モーターショーも大いに政治に活用するマクロン大統領
今回のモンディアル・ドゥ・パリでは、政府が株主として15%を握るルノー、そしてフランスでもうひとつの有力グループであるステランティスのブースだけでなく、2時間近くをかけて大小、スタートアップを含めて色々なブースを視察していた。
というのも、フランスには2018年より政府担当者と自動車コンストラクターやモビリティ関連企業が水平的に集って、将来的な方向性を話し合うコンソーシアムとして「プラットフォルム・オートモビル(PFA)」という枠組がある。当然、ルノーもステランティスもメンバーに名を連ね、議長はサルコジ前々大統領の時代に、ロレアルのマーケティング部長から政治家に転身して教育相を務めたリュック・シャテルが就任している。政府と民間を繋ぐのに適任の人物、という訳だ。

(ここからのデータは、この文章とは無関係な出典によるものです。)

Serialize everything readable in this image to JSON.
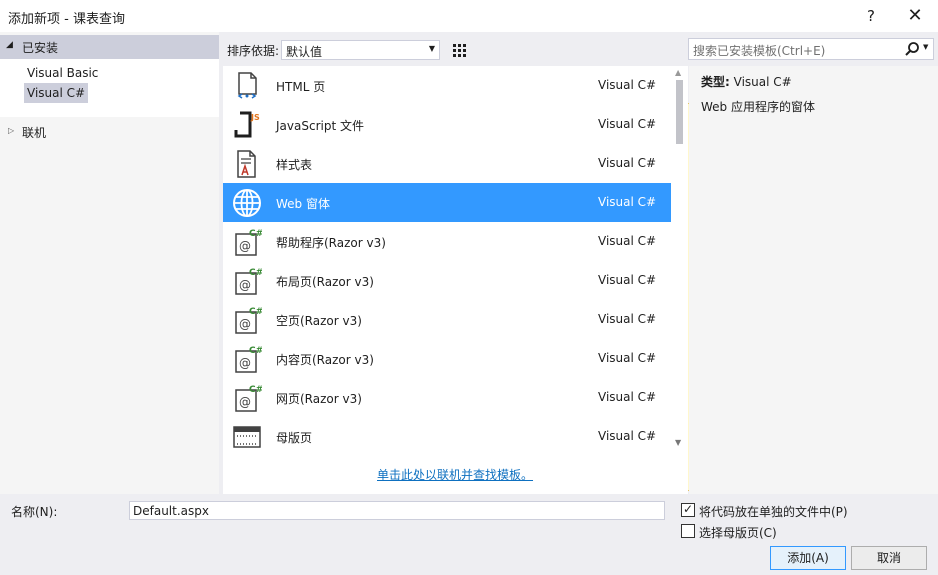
{
  "window": {
    "title": "添加新项 - 课表查询",
    "help_label": "?",
    "close_label": "✕"
  },
  "left_panel": {
    "installed_label": "已安装",
    "installed_items": [
      "Visual Basic",
      "Visual C#"
    ],
    "selected_item": "Visual C#",
    "online_label": "联机"
  },
  "toolbar": {
    "sort_label": "排序依据:",
    "sort_value": "默认值"
  },
  "search": {
    "placeholder": "搜索已安装模板(Ctrl+E)"
  },
  "templates": [
    {
      "name": "HTML 页",
      "language": "Visual C#",
      "icon": "html-page-icon"
    },
    {
      "name": "JavaScript 文件",
      "language": "Visual C#",
      "icon": "javascript-file-icon"
    },
    {
      "name": "样式表",
      "language": "Visual C#",
      "icon": "stylesheet-icon"
    },
    {
      "name": "Web 窗体",
      "language": "Visual C#",
      "icon": "web-form-icon",
      "selected": true
    },
    {
      "name": "帮助程序(Razor v3)",
      "language": "Visual C#",
      "icon": "razor-icon"
    },
    {
      "name": "布局页(Razor v3)",
      "language": "Visual C#",
      "icon": "razor-icon"
    },
    {
      "name": "空页(Razor v3)",
      "language": "Visual C#",
      "icon": "razor-icon"
    },
    {
      "name": "内容页(Razor v3)",
      "language": "Visual C#",
      "icon": "razor-icon"
    },
    {
      "name": "网页(Razor v3)",
      "language": "Visual C#",
      "icon": "razor-icon"
    },
    {
      "name": "母版页",
      "language": "Visual C#",
      "icon": "master-page-icon"
    }
  ],
  "online_link": "单击此处以联机并查找模板。",
  "details": {
    "type_label": "类型:",
    "type_value": "Visual C#",
    "description": "Web 应用程序的窗体"
  },
  "bottom": {
    "name_label": "名称(N):",
    "name_value": "Default.aspx",
    "separate_file_label": "将代码放在单独的文件中(P)",
    "separate_file_checked": true,
    "master_page_label": "选择母版页(C)",
    "master_page_checked": false,
    "add_label": "添加(A)",
    "cancel_label": "取消"
  },
  "colors": {
    "selection": "#3399ff",
    "link": "#0e70c0",
    "header_bg": "#cccedb"
  }
}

正直、自工会の焼き直し的組織ぐらいに思っていたが、どうやら機能しているようで、パリ・モーターショーの各ブースでは経済産業担当大臣らに先んじて、リュック・シャテルが大統領の向かう先々をリードしていた。
それにしても、マクロン大統領のお気に入りはピュアEVのようだ。ルノーのルカ・デ・メオ会長にコンセプトカー「4EVER」トロフィーを紹介されている間、目を輝かせっ放しだった。逆にステランティス・グループのブースでは、今回のショーの市販モデルとしては来場者人気ナンバーワンだったプジョー408 PHEVの前では、どこか思案顔。
マクロン大統領を前に、ステランティスのカルロス・タヴァレス会長はスピーチで、同グループがプジョー e308や同SW、e408などを投入し、EVを既存の6モデルから12モデルに増やしてフランスの生産拠点で生産していることを強調。続いてマイクをとったマクロン大統領は、2030年までにフランス国内でEV生産200万台という目標に向かって、順調に推移していると力強く演説した。中間目標として彼は、2023年の自身の任期終了までに、フランス国内のEV生産100万台という目標を掲げている。加えて翌日、経済紙でのインタビューで、彼はさらにEV補助金を6000ユーロから7000ユーロに増やす方針を明らかにした。
つまり、今回の燃料不足騒ぎで、労使間の妥協や調整がはっきりと入らないような長引き方と、既存のEVではなくメイド・イン・フランスEVの檜舞台となったパリ・モーターショーの不思議な盛り上がり方は、おそらくリンクしている。いわば燃料不足がEVのキャンペーンになっているという、マクロン劇場だったのだ。
とどのつまり、フランス政府の究極の目標は、脱CO2そのものを欧州や世界で先駆けること以上に、脱化石燃料、つまり長期的に外交面で産油国の優位的立場やオイルマネーの影響を排除していく、そんな現実路線が垣間見える。
ただし、どこのメーカーの関係者に聞いても、ICEを一朝一夕に止めることは現実的ではなく、ユーロ7以降のルール策定次第という。EVは無論、カーボンニュートラル化の先兵ではある。EVの割合が増える分だけ、CO2相殺によるゼロ・バランス化に近づきやすくなる、という考え方だ。ガソリンスタンドの前にできた行列の横を、フィアット500eやテスラのモデルSが通り抜けていくのは、なかなか皮肉なシーンだった。